Publié par Sandrine Ageorges le 5/8/2008 (2359 lus)
Jose Medellin, un Mexicain condamné à mort au Texas, a été exécuté le 5 août malgré de lourdes irrégularités condamnées par la Cour internationale de justice et la Cour suprême des Etats-Unis. Nous reproduisons ci-dessous un texte publié à la veille de l'exécution par la Coalition texane contre la peine de mort, qui dénonce une "violation irréversible du droit international".
L’exécution imminente de M. Jose Medellin a provoquée un désaccord international et la réprimande de la Maison Blanche par la Cour Suprême des Etats-Unis.
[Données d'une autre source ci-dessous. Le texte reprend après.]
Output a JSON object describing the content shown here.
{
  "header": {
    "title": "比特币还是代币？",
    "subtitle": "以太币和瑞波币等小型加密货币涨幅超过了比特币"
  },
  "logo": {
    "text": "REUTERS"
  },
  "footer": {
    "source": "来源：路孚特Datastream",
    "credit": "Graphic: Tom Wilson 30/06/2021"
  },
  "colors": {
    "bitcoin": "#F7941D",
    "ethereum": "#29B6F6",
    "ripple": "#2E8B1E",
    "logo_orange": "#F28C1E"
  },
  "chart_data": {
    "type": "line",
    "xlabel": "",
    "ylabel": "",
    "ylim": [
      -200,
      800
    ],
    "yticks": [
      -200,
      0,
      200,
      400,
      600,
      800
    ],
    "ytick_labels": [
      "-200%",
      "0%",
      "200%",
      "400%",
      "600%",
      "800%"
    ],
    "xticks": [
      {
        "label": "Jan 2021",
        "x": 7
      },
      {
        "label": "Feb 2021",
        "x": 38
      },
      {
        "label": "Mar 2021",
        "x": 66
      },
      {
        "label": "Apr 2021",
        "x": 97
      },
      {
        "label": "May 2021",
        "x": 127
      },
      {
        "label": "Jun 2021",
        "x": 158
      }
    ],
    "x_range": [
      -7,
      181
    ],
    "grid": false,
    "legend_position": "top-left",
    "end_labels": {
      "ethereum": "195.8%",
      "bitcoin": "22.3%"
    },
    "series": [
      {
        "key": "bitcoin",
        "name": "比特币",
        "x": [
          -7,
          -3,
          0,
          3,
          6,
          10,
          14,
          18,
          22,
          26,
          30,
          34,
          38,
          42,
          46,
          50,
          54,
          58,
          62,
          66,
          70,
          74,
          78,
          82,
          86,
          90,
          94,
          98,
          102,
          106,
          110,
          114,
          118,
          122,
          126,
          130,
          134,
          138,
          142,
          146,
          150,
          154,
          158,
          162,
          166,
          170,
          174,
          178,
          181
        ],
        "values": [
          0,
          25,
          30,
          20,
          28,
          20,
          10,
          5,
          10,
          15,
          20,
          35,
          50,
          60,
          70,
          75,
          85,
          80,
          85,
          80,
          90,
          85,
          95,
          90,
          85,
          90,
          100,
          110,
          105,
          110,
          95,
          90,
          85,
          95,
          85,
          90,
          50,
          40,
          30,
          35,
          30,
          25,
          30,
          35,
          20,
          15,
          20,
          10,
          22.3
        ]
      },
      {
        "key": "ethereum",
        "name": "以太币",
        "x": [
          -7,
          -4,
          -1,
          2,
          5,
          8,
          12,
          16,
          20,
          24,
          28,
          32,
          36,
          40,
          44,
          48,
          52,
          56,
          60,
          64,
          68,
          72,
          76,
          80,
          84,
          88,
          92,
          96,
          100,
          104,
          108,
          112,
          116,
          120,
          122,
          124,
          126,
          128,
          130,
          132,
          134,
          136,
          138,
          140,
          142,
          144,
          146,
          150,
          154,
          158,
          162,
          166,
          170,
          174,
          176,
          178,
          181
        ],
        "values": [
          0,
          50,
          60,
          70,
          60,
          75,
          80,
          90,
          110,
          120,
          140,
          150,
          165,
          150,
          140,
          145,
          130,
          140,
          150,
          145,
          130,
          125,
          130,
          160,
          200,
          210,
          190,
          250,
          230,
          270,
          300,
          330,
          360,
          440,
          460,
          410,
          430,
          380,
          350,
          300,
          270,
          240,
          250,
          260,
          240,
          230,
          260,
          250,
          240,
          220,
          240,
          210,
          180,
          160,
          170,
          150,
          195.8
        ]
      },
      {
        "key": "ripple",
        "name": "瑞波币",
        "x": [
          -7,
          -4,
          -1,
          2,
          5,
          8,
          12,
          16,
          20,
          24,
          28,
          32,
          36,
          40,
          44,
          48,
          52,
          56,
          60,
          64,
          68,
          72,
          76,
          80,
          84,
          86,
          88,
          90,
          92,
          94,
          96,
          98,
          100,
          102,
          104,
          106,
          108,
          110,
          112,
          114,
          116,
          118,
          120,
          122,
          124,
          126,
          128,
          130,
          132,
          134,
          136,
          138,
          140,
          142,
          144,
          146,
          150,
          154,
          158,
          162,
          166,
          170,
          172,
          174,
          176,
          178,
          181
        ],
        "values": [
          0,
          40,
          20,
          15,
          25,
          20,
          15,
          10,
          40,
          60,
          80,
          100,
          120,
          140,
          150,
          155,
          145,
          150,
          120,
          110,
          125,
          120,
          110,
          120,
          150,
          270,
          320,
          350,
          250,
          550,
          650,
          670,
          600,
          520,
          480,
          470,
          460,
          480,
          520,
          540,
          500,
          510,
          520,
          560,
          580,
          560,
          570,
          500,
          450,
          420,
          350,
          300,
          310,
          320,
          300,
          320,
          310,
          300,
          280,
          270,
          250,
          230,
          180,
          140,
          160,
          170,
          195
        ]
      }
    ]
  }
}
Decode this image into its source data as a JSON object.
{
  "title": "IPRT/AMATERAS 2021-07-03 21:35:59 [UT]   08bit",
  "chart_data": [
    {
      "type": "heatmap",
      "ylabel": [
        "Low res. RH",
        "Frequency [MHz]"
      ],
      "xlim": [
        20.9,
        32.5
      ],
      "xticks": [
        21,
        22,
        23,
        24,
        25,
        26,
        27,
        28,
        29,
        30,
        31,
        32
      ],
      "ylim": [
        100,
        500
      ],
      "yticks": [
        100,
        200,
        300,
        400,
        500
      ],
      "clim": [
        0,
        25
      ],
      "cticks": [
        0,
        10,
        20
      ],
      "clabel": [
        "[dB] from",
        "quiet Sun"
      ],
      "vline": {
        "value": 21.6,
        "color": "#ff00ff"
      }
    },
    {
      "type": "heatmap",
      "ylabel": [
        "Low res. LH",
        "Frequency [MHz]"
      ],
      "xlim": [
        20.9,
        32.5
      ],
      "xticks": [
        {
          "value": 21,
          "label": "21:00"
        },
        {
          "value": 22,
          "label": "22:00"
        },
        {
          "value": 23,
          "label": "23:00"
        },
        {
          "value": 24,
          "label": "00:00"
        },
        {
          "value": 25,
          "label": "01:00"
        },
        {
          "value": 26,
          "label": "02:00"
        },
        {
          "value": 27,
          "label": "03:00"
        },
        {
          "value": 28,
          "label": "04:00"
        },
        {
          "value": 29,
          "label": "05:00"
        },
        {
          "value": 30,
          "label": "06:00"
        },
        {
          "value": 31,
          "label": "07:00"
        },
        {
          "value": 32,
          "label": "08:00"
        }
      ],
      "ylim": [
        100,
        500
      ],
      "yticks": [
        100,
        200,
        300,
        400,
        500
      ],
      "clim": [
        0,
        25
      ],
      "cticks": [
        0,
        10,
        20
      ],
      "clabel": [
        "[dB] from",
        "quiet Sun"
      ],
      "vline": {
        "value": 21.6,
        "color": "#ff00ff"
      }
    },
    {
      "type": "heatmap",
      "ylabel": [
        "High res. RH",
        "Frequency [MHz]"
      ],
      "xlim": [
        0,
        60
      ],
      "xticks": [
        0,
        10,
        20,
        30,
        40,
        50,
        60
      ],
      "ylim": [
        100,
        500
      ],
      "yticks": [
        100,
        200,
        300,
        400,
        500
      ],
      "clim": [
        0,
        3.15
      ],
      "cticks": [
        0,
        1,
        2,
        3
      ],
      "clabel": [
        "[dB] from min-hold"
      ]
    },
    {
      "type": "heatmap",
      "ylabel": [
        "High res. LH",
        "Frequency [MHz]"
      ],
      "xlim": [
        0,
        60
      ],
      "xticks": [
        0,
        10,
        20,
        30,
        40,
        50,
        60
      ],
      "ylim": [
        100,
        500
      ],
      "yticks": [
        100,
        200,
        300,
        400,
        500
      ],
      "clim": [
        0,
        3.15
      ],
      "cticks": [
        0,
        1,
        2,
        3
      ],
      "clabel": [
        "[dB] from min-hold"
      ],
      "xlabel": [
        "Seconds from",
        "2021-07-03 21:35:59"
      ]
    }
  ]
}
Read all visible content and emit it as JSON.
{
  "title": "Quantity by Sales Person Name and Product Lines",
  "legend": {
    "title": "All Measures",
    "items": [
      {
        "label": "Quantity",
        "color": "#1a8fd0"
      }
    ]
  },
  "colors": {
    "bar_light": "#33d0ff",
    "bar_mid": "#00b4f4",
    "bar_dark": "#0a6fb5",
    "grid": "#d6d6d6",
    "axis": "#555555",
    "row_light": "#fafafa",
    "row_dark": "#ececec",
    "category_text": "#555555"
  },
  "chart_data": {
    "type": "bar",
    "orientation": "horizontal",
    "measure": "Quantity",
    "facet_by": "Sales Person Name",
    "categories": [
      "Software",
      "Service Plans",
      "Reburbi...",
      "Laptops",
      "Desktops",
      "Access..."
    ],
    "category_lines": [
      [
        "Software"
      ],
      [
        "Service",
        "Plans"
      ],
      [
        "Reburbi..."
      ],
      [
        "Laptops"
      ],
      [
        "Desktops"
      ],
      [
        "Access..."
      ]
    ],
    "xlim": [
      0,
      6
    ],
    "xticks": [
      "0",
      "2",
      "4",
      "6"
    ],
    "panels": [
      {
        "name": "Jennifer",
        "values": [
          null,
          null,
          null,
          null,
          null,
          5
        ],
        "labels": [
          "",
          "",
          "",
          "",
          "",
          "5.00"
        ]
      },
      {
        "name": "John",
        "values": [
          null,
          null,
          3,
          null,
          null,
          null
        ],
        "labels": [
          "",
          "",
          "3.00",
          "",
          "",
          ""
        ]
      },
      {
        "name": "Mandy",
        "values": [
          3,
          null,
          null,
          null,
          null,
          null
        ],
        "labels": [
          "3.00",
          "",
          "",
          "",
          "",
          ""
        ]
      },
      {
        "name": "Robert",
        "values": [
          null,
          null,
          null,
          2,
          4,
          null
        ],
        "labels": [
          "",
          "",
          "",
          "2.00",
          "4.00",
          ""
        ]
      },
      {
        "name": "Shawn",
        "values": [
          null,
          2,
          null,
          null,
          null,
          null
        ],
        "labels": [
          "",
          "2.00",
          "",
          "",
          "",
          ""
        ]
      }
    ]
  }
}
L’exécution de Jose Medellin au Texas risque de placer les Etats-Unis en violation d’obligations internationales incontestables, de détériorer la réputation nationale d’un partenaire fiable au sein de la communauté internationale et de mettre en danger la sécurité des Américains à l’étranger – les missionnaires en déplacement, les hommes d’affaire, les étudiants et de nombreux autres ressortissants américains qui se trouveraient à l’étranger. M. Medellin, résident étranger, sera la 1116ème personne exécutée depuis que la peine capitale a été réinstaurée en 1976, la 410ème exécution au Texas et la 171ème exécution depuis que le Gouverneur Perry a pris ses fonctions en 2001.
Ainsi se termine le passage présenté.